Dressed up as a science-fiction film, Robot & Frank is instead a small character study that mostly works.
Frank (Frank Langella) lives in the backwoods of upstate New York in the “near future.” He’s the typical aging curmudgeon who refuses new technology, and who’s memory is failing. He’s also an ex-burglar. His son Hunter (James Marsden) makes the 10 hour round trip every week to check in on his father. While he refuses to acknowledge he may need some assistance, or that his memory is beginning to fade (on Hunter’s first visit he asks how Princeton is, which Hunter graduated from years ago), Hunter is at a loss of what to do. So he decides to get his father a robot assistant. Of course, Frank won’t have any of it. Attempting to change his daily routine, his diet and his entire way of life, really, the robot is there to keep him healthy and to improve his memory. However, when the rundown local library Frank frequents, and whose librarian Jennifer (Susan Sarandon) he fancies, is co-opted by a group of young millionaires who think “books are cool again,” as Jennifer notes, something is reignited in Frank.
Shown an original copy of Don Quixote by Jennifer, one of the more prized possessions of the library, Frank, in a twisted sense of right and wrong, decides to steal it in order to give it to Jennifer. Unfortunately, he has to deal with the robot that won’t stop badgering him about eating better and starting a garden as a hobby. Instead, Frank teaches the robot how to pick locks, saying if the robot wants him to have a hobby to exercise his mind, this is as good as any — and the robot agrees. Slowly Frank is able to convince the robot that his reignited excitement for burglary is similarly as good as anything the robot has suggested. He’s happy, he’s working and he’s keep busy. Again, the robot agrees. And so begins a tale of budding friendship between Frank and his former robot enemy.
It’s a curious, and quite interesting, plot. Man vs. machine is one of the oldest stories in sci-fi but the film does have its own twist on the age old tale. Cliches are joked about, as in the case of a party scene at the library Frank tells the robot to have a discussion with Jennifer’s own helper, to which they’re both confused. Frank then tells them to talk about the robot take over, to similar confusion. It’s subtle but a also refreshing to see a film that acknowledges the fear of technology, mostly through Frank’s daughter Madison (Liv Tyler) a neo-hippy traveling the world and who thinks the idea of her father having a robot is morally reprehensible, but mostly embraces the idea.
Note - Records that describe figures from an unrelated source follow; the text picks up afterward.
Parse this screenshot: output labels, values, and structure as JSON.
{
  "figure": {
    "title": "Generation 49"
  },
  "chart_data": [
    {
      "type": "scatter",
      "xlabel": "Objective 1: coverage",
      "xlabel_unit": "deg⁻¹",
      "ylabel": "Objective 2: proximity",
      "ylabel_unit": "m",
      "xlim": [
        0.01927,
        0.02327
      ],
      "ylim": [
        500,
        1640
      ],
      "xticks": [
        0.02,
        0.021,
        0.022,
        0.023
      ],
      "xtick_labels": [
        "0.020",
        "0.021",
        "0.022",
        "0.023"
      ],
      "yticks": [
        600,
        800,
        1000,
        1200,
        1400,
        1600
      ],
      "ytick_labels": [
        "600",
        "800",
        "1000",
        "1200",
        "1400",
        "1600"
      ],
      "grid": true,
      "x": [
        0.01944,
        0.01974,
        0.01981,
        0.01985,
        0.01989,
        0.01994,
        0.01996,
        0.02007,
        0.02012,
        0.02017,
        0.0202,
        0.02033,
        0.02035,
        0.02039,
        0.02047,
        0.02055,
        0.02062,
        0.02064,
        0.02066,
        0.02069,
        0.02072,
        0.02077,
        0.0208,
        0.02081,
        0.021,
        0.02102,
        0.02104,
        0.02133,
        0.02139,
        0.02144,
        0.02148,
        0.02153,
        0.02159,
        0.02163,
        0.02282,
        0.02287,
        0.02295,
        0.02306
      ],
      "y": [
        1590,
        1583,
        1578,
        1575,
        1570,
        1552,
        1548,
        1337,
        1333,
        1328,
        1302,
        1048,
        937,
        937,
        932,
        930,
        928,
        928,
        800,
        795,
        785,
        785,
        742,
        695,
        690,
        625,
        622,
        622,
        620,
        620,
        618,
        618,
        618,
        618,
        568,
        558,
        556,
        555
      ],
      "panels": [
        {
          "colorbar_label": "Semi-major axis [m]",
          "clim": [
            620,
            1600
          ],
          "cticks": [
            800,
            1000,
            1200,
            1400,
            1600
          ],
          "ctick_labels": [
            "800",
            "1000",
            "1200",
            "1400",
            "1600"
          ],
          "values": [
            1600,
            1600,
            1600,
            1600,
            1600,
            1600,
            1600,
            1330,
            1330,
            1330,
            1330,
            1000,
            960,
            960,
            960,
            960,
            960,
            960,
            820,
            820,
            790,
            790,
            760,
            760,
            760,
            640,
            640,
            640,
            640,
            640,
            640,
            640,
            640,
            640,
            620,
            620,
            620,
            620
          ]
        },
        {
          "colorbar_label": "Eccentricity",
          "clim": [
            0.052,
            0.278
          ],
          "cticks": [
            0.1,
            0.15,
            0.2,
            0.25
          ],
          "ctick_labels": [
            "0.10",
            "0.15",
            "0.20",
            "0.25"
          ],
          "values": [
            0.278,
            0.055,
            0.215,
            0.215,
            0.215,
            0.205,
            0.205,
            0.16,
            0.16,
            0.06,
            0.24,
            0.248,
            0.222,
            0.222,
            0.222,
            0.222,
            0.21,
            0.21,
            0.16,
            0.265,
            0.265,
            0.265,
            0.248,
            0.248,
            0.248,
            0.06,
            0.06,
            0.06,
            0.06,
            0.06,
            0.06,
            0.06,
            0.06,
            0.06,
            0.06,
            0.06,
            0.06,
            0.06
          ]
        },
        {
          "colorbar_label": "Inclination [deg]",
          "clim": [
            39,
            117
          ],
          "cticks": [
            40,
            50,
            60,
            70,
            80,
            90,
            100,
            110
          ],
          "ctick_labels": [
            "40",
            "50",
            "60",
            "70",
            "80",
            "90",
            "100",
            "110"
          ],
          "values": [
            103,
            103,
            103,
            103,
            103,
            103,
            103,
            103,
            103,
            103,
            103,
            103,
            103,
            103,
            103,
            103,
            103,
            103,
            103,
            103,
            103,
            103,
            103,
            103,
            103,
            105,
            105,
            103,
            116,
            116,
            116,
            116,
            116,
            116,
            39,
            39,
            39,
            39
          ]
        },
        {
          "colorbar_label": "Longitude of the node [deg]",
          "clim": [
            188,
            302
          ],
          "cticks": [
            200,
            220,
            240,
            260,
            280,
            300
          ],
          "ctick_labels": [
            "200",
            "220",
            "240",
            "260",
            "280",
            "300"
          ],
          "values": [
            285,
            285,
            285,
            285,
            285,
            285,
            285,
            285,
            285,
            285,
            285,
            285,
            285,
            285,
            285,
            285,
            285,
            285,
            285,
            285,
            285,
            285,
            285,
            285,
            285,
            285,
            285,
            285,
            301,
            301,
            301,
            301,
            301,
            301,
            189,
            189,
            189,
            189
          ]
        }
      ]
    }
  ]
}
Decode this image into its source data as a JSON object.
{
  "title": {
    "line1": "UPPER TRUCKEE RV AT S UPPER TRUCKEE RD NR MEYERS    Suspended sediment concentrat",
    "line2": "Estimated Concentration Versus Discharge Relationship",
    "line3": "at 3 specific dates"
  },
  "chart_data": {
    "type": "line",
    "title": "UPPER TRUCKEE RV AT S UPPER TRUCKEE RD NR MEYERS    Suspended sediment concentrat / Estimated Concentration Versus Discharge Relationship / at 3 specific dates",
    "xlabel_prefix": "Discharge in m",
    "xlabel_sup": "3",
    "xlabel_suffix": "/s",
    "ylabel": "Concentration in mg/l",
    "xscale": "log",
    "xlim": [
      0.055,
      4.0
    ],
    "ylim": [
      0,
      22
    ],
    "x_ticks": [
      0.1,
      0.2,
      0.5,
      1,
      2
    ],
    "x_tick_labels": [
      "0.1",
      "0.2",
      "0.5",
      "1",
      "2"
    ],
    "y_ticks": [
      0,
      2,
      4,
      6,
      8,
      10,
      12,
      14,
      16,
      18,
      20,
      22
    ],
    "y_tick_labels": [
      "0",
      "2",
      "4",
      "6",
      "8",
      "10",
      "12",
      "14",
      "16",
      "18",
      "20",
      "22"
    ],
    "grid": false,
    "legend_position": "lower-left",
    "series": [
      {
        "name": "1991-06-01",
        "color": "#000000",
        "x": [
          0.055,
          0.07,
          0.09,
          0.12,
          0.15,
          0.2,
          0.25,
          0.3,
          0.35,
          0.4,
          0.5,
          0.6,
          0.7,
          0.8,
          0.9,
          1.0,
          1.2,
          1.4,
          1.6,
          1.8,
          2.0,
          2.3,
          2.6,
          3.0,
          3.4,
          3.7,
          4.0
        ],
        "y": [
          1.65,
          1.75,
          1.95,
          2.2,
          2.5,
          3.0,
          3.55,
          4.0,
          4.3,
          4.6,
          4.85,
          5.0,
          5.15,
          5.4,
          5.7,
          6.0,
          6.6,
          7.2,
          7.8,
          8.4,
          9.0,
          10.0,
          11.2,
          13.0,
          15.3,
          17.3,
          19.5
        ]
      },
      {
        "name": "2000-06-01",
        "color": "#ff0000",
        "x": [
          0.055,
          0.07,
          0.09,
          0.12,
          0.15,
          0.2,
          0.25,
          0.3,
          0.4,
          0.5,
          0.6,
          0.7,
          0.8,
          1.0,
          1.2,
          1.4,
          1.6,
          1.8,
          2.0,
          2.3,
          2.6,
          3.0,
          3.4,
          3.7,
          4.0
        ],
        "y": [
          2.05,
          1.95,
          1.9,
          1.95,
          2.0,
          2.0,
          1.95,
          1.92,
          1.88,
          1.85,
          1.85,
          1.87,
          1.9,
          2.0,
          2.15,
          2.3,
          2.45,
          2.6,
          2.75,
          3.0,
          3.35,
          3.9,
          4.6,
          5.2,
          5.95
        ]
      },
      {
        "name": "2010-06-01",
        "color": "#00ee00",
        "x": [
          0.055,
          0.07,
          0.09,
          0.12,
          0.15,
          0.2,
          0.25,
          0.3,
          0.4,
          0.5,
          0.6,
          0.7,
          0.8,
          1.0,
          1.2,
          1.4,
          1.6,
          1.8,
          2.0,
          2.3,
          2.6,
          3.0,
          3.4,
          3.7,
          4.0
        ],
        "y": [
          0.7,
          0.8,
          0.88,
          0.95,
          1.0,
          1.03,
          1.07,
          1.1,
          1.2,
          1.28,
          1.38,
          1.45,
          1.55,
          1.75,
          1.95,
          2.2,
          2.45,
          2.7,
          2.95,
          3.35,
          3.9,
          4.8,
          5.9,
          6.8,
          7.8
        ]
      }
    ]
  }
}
The library burglary invigorates Frank, even if he soon can’t remember why he thought giving the book to Jennifer would be a good idea, until the new buyer of the library Jake (Jeremy Strong) suspects Frank asking “do you wear reading glasses?” Already bitter by the “ironic” takeover of the library by the younger generation he sets his sights on Jake’s wife’s jewelry for his next target. It’s through the “casing” and teaching the robot about what he does, something he oddly laments he could never do with Hunter, that he begins to bond with the robot. But it also may be his undoing.
Voiced by Peter Saarsgard, the robot is probably the most deceivingly complex character of the film. He continuously tells Frank that he is only a robot and does not “exist” in the sense a human does, but Frank, like much of the viewers, begins to see him as more than just an appliance and is unable to not humanize the droid. If there’s anything truly clever about the relationship of man and machine in the film, it’s this. Whereas infamous robots like C3PO and R2D2 are treated the same as any other character (although perhaps they are more sophisticated), Robot & Frank sets out to have the opposite message. No matter how much Frank this this robot is his friend, at the end of the day he’s only a robot and it’s only goal is to make Frank healthier. If that’s through burglary, or having Frank teach it how to burgle, so be it. It’s logical in the strictest sense of the word.
The cast is uniformly fantastic, especially Langella, but Marsden, Tyler, Sarandon and Strong are similarly, ahem, strong even if the film’s greatest enemy is it’s pacing. Despite positing these theories and questions about man vs. machine, it never really dives deep into any of it, keeping most of it on the surface. Ultimately, the film is really about one man’s struggle with age and his own memory. The robot is a manifestation of his issues with memory but Frank refuses to view it that way, instead molding it into his own criminal assistant. The languid pace seems to run against all of these great ideas and instead makes the film feel flat. It feels as if it’s on the same wave length from beginning to end, never rising and never falling, meaning it feels as if it never really takes off. It’s honestly a minor quibble and for first time director Jake Schreier, and first time feature writer Christopher D. Ford, it shows a hell of a lot of promise.